I've just been down my LBS and agreed a batch of work on the bike. If I were to do it myself it would take me months (and I'd cock it up).

And I've put conversion to 8 speed on the bike's long term road map. It's not like I need all those gears. As long as I have the top one and the bottom one, and a few in between I'm happy.

I'm still gobsmacked that I've manged to completely fritz the transmission in a mere 2.5k miles. OK, so I ignored the accelerated chain wear, mea culpa, but I still gave the whole lot a good clean/relube after each ride.
 
Location
Loch side.
Chains should be replaced when elongated by 0.5%. If you let it "grow" to 1% you'll achieve one chain per cassette. Not an economical way to ride.
When you measure, don't mess around and guess. You have to have accuracy of better than what you're measuring and 0.5% doesn't give you much leeway. Don't use a vernier, the measuring distance is too small. Use a 13 inch ruler. Why 13 inch? Because you need to measure past 12 inches.
My guess is that your drivetrain was never/seldom cleaned. Don't expect great mileage when you neglect it that much.
 

Broadside

Guru
Location
Fleet, Hants
2500 does seem early to have done all that damage to the chainring. I tend to run the transmission in to the ground and then swap the chain, cassette and lage chain ring in one go, I've just done it on my bike after 7000 miles.

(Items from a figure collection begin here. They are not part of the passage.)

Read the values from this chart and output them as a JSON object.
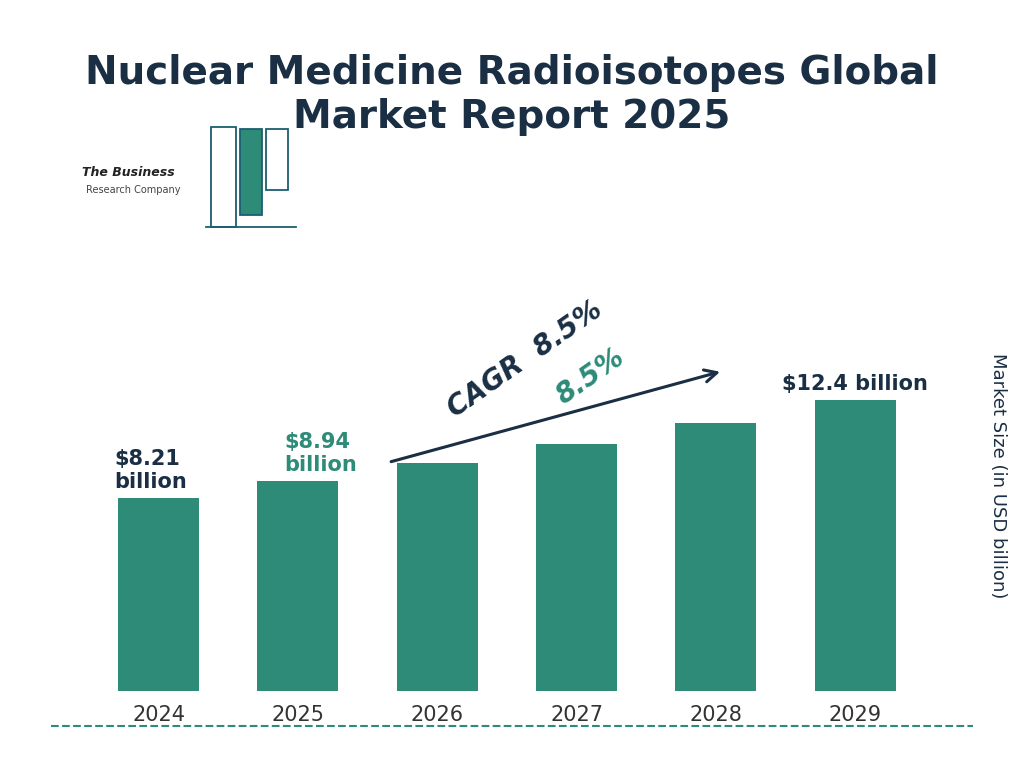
{
  "title": "Nuclear Medicine Radioisotopes Global\nMarket Report 2025",
  "title_color": "#1a2e44",
  "title_fontsize": 28,
  "categories": [
    "2024",
    "2025",
    "2026",
    "2027",
    "2028",
    "2029"
  ],
  "values": [
    8.21,
    8.94,
    9.71,
    10.54,
    11.43,
    12.4
  ],
  "bar_color": "#2d8b78",
  "ylabel": "Market Size (in USD billion)",
  "ylabel_color": "#1a2e44",
  "ylim": [
    0,
    17
  ],
  "cagr_text_label": "CAGR ",
  "cagr_pct": "8.5%",
  "cagr_dark_color": "#1a2e44",
  "cagr_teal_color": "#2d8b78",
  "label_2024": "$8.21\nbillion",
  "label_2025_line1": "$8.94",
  "label_2025_line2": "billion",
  "label_2029": "$12.4 billion",
  "label_dark_color": "#1a2e44",
  "label_teal_color": "#2d8b78",
  "background_color": "#ffffff",
  "border_color": "#2d8b78",
  "xtick_fontsize": 15,
  "logo_teal": "#2d8b78",
  "logo_dark": "#1a5f70"
}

I wouldn't be too hastey going to the expense of swapping to an 8 speed system, I would replace what you need to now and try a KMC chain and see if that fairs better. It is the chain wearing prematurely that damages the other components. If you can find a less cheese like chain then the other bits will wear much better.
 
OP
Dogtrousers

Dogtrousers

Kilometre nibbler
Bike was given a thorough cleaning/relube after each & every ride, except when on tour.

The step that I forgot was the measuring of chain "stretch". All the same, stretched chain or not I think that's a rubbish performance. My suspicion is that I bought the wrong tool for the job in getting a bike with SRAM Apex. I'm guessing that it is maybe aimed more at racer types who want to go fast and they've compromised weight for cheesiness in the chainrings. Maybe it's the wrong thing for lugging 90kg of me repeatedly up Toy's Hill. Not that it really matters. I'm getting it sorted at the LBS. Staying 10sp for now.

The 8 speed swap I've put on the roadmap is only partly for longevity. It's also to enable reintroduction of friction shifters (I've tried friction shifting on a 10 sp cassette and it's too fiddly - 8 sp is fine). Maybe I'll do it, maybe not. That's for the future.
 
Last edited:

raleighnut

Legendary Member
Location
On 3 Wheels
Once you have got a chain that's at 0.5% stretch/wear replace it but do not bin it, keep it in a tub covered in oil. When you get to the point where a new chain will not ride on the cassette due to wear on the teeth guess what, that slightly worn chain will work fine and you may have 3 slightly worn chains that can be used to prolong replacing the cassette. There is no need for 'rotating' the chains as some have suggested just fit a slightly worn one and when it gets past 1% wear bin it and fit another 'part-worn' one until they are all gone then replace the cassette and chain and start again.